Department of Pharmaceutical Chemistry, Faculty of Pharmacy, Near East University, Nicosia 99138, Cyprus

Abstract

Nitric oxide synthase (NOS) preferentially produces its inducible isoform (iNOS) in several cells, including macrophages, which are in charge of the immunological response. It is widely known that the expression of iNOS and the consequent production of nitric oxide (NO) have various biological benefits, such as anti-inflammatory and antioxidant properties. However, the overexpression or dysregulation of iNOS can result in the excessive release of NO, which may contribute to the pathogenesis of several disorders. Examining how bioactive plant components interact with iNOS may yield comprehensive and conclusive details on the processes of inhibition. The objective of this study was to employ molecular docking techniques for the investigation of molecular interactions between the iNOS enzyme and specific bioactive compounds, namely resveratrol, 6-gingerol, quercetin, and hydroxytyrosol. The Protein Data Bank (PDB) was the source of the crystal structure for the target protein, iNOS. In contrast, the three-dimensional (3D) structures of the bioactive compounds were acquired from the PubChem database. AutoDock Vina was employed for docking simulations of iNOS inhibitor compounds. The findings from the molecular docking analysis indicated that each of the chosen bioactive substances demonstrated inhibitory effects on iNOS. Furthermore, these compounds consistently formed interactions with the primary protease at the same binding site across all docking studies. The obtained results suggest that quercetin, among other phenolic compounds, could be a potential alternative for iNOS inhibition in a therapeutic context. Nevertheless, computer simulations represent the initial stage in the development of inhibitory compounds, and further research and clinical applications are essential.

Graphical Abstract

Investigation of Some Phenolic Compounds as iNOS Inhibitors: An in silico Approach

Keywords

Main Subjects

Introduction

Vascular endothelial cells are the source of nitric oxide (NO), a colorless gas that is soluble in water and has a brief half-life. Nitric oxide synthase (NOS) enzymes catalyse the formation of intracellular NO by converting the amino acid L-arginine to L-citrulline. There exist three types of NOS isoforms, namely Endothelial (eNOS), Neuronal (nNOS), and Inducible (iNOS). nNOS is involved in certain central, autonomic, and enteric nervous system cells, eNOS in vascular endothelial cells, and iNOS in immune defence alongside macrophages [1,2]. In their active forms, many cofactors, such as calmodulin, flavin adenine dinucleotide (FAD), flavin mononucleotide (FMN), and tetrahydrobiopterin (BH4), are present in all NOS enzymes. Both eNOS and nNOS require an increase in intracellular calcium (Ca2+) levels to become active, whereas iNOS does not depend on changes in Ca2+ concentration for its activity [3].
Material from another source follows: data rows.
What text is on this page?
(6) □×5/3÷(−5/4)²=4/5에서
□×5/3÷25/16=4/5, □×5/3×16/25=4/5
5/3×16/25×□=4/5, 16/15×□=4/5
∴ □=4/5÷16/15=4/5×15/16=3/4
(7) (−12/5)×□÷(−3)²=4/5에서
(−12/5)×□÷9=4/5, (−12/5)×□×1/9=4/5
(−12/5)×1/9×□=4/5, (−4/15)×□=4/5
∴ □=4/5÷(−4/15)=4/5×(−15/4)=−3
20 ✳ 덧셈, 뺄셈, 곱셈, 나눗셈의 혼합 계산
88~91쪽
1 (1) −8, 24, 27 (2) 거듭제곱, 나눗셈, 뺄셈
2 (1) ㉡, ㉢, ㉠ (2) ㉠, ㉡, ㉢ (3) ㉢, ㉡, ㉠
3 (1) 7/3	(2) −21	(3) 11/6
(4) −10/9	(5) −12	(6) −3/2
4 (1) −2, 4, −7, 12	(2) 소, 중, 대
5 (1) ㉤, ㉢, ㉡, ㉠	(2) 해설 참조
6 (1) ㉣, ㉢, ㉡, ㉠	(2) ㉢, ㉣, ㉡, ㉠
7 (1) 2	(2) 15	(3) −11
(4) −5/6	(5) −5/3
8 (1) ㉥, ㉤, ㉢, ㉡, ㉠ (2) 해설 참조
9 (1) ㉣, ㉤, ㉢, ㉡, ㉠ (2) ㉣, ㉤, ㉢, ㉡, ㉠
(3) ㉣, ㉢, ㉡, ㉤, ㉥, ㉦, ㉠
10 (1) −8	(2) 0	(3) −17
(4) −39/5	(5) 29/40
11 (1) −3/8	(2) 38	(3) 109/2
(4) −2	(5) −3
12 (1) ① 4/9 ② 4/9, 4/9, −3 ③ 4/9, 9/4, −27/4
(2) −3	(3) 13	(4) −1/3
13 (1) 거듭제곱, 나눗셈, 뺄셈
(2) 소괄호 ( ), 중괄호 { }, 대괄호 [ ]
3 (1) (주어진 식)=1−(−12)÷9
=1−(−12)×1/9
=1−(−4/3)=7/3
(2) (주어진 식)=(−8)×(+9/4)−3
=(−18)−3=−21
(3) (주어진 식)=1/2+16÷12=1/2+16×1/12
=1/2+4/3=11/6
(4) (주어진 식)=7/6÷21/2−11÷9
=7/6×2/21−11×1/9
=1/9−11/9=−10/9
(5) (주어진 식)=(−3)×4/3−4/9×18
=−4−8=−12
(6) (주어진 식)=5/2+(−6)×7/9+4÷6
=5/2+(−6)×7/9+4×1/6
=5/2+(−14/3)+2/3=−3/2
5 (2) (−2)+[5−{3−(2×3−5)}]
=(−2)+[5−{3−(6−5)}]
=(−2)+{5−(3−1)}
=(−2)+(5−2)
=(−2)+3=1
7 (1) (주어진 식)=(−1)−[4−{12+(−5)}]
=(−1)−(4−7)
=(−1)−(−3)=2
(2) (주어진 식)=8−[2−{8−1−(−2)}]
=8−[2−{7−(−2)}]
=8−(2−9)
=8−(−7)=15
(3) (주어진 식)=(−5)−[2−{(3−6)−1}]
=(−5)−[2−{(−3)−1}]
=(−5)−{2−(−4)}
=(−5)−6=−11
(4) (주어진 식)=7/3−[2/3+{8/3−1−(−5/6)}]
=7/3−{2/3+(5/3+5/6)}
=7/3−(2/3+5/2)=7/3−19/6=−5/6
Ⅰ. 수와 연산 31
NO is a signalling molecule with a wide range of functions in both health and disease. All biological membranes are easily penetrated by NO, a highly diffusible gas with a brief half-life of only a few seconds, which mediates both autocrine and paracrine activities [4]. Studies have revealed that NO plays vital roles in numerous systems, including the nervous, circulatory, respiratory, digestive, and immune systems. It is also a highly unstable free radical due to the unpaired electron it carries. While numerous free radicals pose harm at any level of concentration, nitric oxide (NO) plays a crucial role in vital physiological processes at low concentrations. However, unregulated and excessive synthesis of NO can be harmful to cells. These characteristics render NO an optimal physiological signalling molecule [5].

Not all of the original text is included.